[transcription and footnotes have been provided by the collection donor]
Dear Father & Mother:-
I wrote you a P.C. a few days ago just after I arrived here. I have not received any mail at all since I have been here. I am quite well but I can't tell you where I am of course. We had a splendid trip from Crowborough. Our camp here is right near a little village about the same size of Theodore. Tom & I are here but I don't suppose Walter has come over yet. Of course he won't come to the same Camp. My the money is funny over here. I am getting used to it now though. My, I should like to tell you where we landed and where we are now. I will be going up the line soon. There is not much use me giving my address yet. Just as soon as I get into billets I will give you it.
This is No. 3 letter.
 This is a simple "PC" post card or "Quick-Firer" that was common during the war, especially with volunteers who were less literate. The QUICK FIRER Field Service Post Card (Army Form A2042) consisted of a number of pre-printed sentences which could be deleted as appropriate. Nothing, except the address of the recipient, was to be written on the post card in order to alleviate the problems of censorship.
 The Camp being referred to is most likely near the French coast at Camiers, where the Canadian Motor Machine Gun Corps maintained a reserve training depot.
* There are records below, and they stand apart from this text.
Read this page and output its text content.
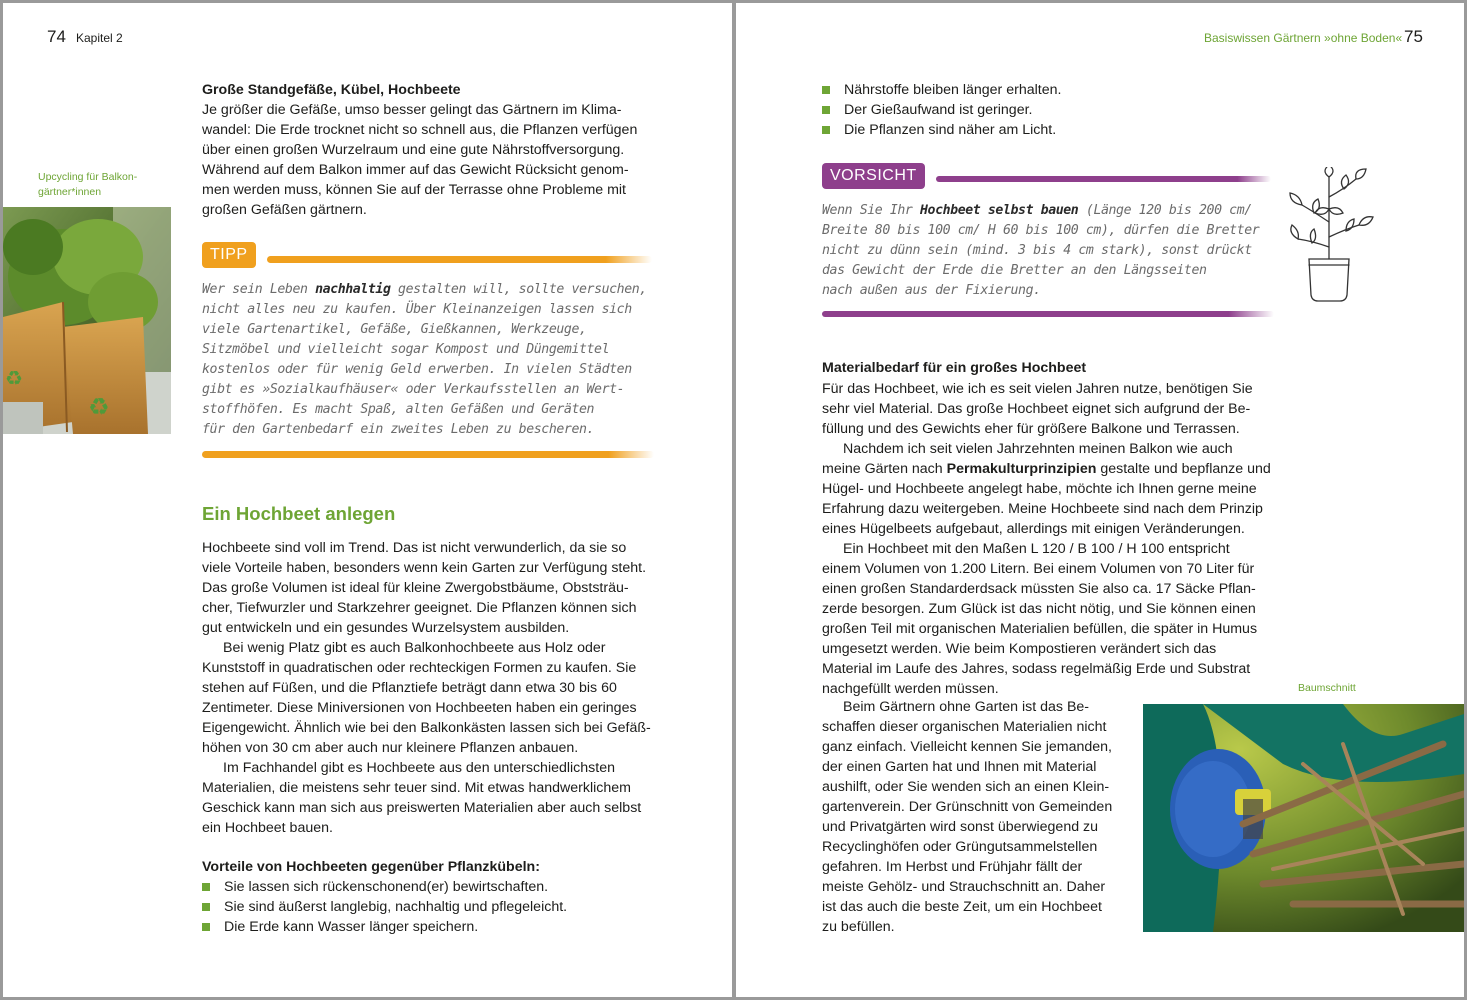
74 Kapitel 2
Upcycling für Balkon-
gärtner*innen
♻
♻
Große Standgefäße, Kübel, Hochbeete
Je größer die Gefäße, umso besser gelingt das Gärtnern im Klima-
wandel: Die Erde trocknet nicht so schnell aus, die Pflanzen verfügen
über einen großen Wurzelraum und eine gute Nährstoffversorgung.
Während auf dem Balkon immer auf das Gewicht Rücksicht genom-
men werden muss, können Sie auf der Terrasse ohne Probleme mit
großen Gefäßen gärtnern.
TIPP
Wer sein Leben nachhaltig gestalten will, sollte versuchen,
nicht alles neu zu kaufen. Über Kleinanzeigen lassen sich
viele Gartenartikel, Gefäße, Gießkannen, Werkzeuge,
Sitzmöbel und vielleicht sogar Kompost und Düngemittel
kostenlos oder für wenig Geld erwerben. In vielen Städten
gibt es »Sozialkaufhäuser« oder Verkaufsstellen an Wert-
stoffhöfen. Es macht Spaß, alten Gefäßen und Geräten
für den Gartenbedarf ein zweites Leben zu bescheren.
Ein Hochbeet anlegen
Hochbeete sind voll im Trend. Das ist nicht verwunderlich, da sie so
viele Vorteile haben, besonders wenn kein Garten zur Verfügung steht.
Das große Volumen ist ideal für kleine Zwergobstbäume, Obststräu-
cher, Tiefwurzler und Starkzehrer geeignet. Die Pflanzen können sich
gut entwickeln und ein gesundes Wurzelsystem ausbilden.
Bei wenig Platz gibt es auch Balkonhochbeete aus Holz oder
Kunststoff in quadratischen oder rechteckigen Formen zu kaufen. Sie
stehen auf Füßen, und die Pflanztiefe beträgt dann etwa 30 bis 60
Zentimeter. Diese Miniversionen von Hochbeeten haben ein geringes
Eigengewicht. Ähnlich wie bei den Balkonkästen lassen sich bei Gefäß-
höhen von 30 cm aber auch nur kleinere Pflanzen anbauen.
Im Fachhandel gibt es Hochbeete aus den unterschiedlichsten
Materialien, die meistens sehr teuer sind. Mit etwas handwerklichem
Geschick kann man sich aus preiswerten Materialien aber auch selbst
ein Hochbeet bauen.
Vorteile von Hochbeeten gegenüber Pflanzkübeln:
Sie lassen sich rückenschonend(er) bewirtschaften.
Sie sind äußerst langlebig, nachhaltig und pflegeleicht.
Die Erde kann Wasser länger speichern.
Basiswissen Gärtnern »ohne Boden« 75
Nährstoffe bleiben länger erhalten.
Der Gießaufwand ist geringer.
Die Pflanzen sind näher am Licht.
VORSICHT
Wenn Sie Ihr Hochbeet selbst bauen (Länge 120 bis 200 cm/
Breite 80 bis 100 cm/ H 60 bis 100 cm), dürfen die Bretter
nicht zu dünn sein (mind. 3 bis 4 cm stark), sonst drückt
das Gewicht der Erde die Bretter an den Längsseiten
nach außen aus der Fixierung.
Materialbedarf für ein großes Hochbeet
Für das Hochbeet, wie ich es seit vielen Jahren nutze, benötigen Sie
sehr viel Material. Das große Hochbeet eignet sich aufgrund der Be-
füllung und des Gewichts eher für größere Balkone und Terrassen.
Nachdem ich seit vielen Jahrzehnten meinen Balkon wie auch
meine Gärten nach Permakulturprinzipien gestalte und bepflanze und
Hügel- und Hochbeete angelegt habe, möchte ich Ihnen gerne meine
Erfahrung dazu weitergeben. Meine Hochbeete sind nach dem Prinzip
eines Hügelbeets aufgebaut, allerdings mit einigen Veränderungen.
Ein Hochbeet mit den Maßen L 120 / B 100 / H 100 entspricht
einem Volumen von 1.200 Litern. Bei einem Volumen von 70 Liter für
einen großen Standarderdsack müssten Sie also ca. 17 Säcke Pflan-
zerde besorgen. Zum Glück ist das nicht nötig, und Sie können einen
großen Teil mit organischen Materialien befüllen, die später in Humus
umgesetzt werden. Wie beim Kompostieren verändert sich das
Material im Laufe des Jahres, sodass regelmäßig Erde und Substrat
nachgefüllt werden müssen.
Beim Gärtnern ohne Garten ist das Be-
schaffen dieser organischen Materialien nicht
ganz einfach. Vielleicht kennen Sie jemanden,
der einen Garten hat und Ihnen mit Material
aushilft, oder Sie wenden sich an einen Klein-
gartenverein. Der Grünschnitt von Gemeinden
und Privatgärten wird sonst überwiegend zu
Recyclinghöfen oder Grüngutsammelstellen
gefahren. Im Herbst und Frühjahr fällt der
meiste Gehölz- und Strauchschnitt an. Daher
ist das auch die beste Zeit, um ein Hochbeet
zu befüllen.
Baumschnitt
This camp served to complete final training and from which the front-line units subscribed for casualty replacements. There are also a number of convalescent hospitals in the general area where lightly wounded and injured Canadian soldiers could be quickly returned to their original combat units. The more serious cases where shipped to "Blighty" or England for a longer convalescence.
 Pte. Tom Tracy and Pte. Richard Mercer have been trained as Machine Gunners and soon will be incorporated into fighting Batteries. Pte. Richard Mercer becomes part of the Borden Motor Machine Gun Battery and Tracy becomes part of the Yukon Motor Machine Gun Battery.
 Pte. Walter Wylie's Canadian Corp military unit is the 46th Battalion (South Saskatchewan) which is often referred to as the "Suicide Battalion" as a result of its very heavy casualties throughout the war. More details on this battalion will be researched.
 There are two references to not being able to disclose information. This is the result of stern warnings that were given to all new arrivals. Problems with the censor would result in letters being held and destroyed. Allied officer censors were very aggressive and monitored letters for indications of troop moral within each combat unit. As a result, little information on the true situation was ever sent home by the soldiers. At the same time, most soldiers did not wish to worry their parents and families about the realities of war on the Western Front.
 The term "up the line" means he will be going into a combat area in the Western Front.
 Billets are living accommodations behind the Front. They could be sheds, homes, old buildings or tents. There are a few references to heated tents in letters sent home by Pte. Mercer. Also, the Borden Battery War Diary makes several references to camp improvements and restriction of movement from these camps. By inference, the Battery probably built and maintained their own billets and did not rely on civilian facilities on a regular basis.
 This is the only surviving letter with reference to a number. I do not think Pte. Mercer was able to keep track of his letters in this manner.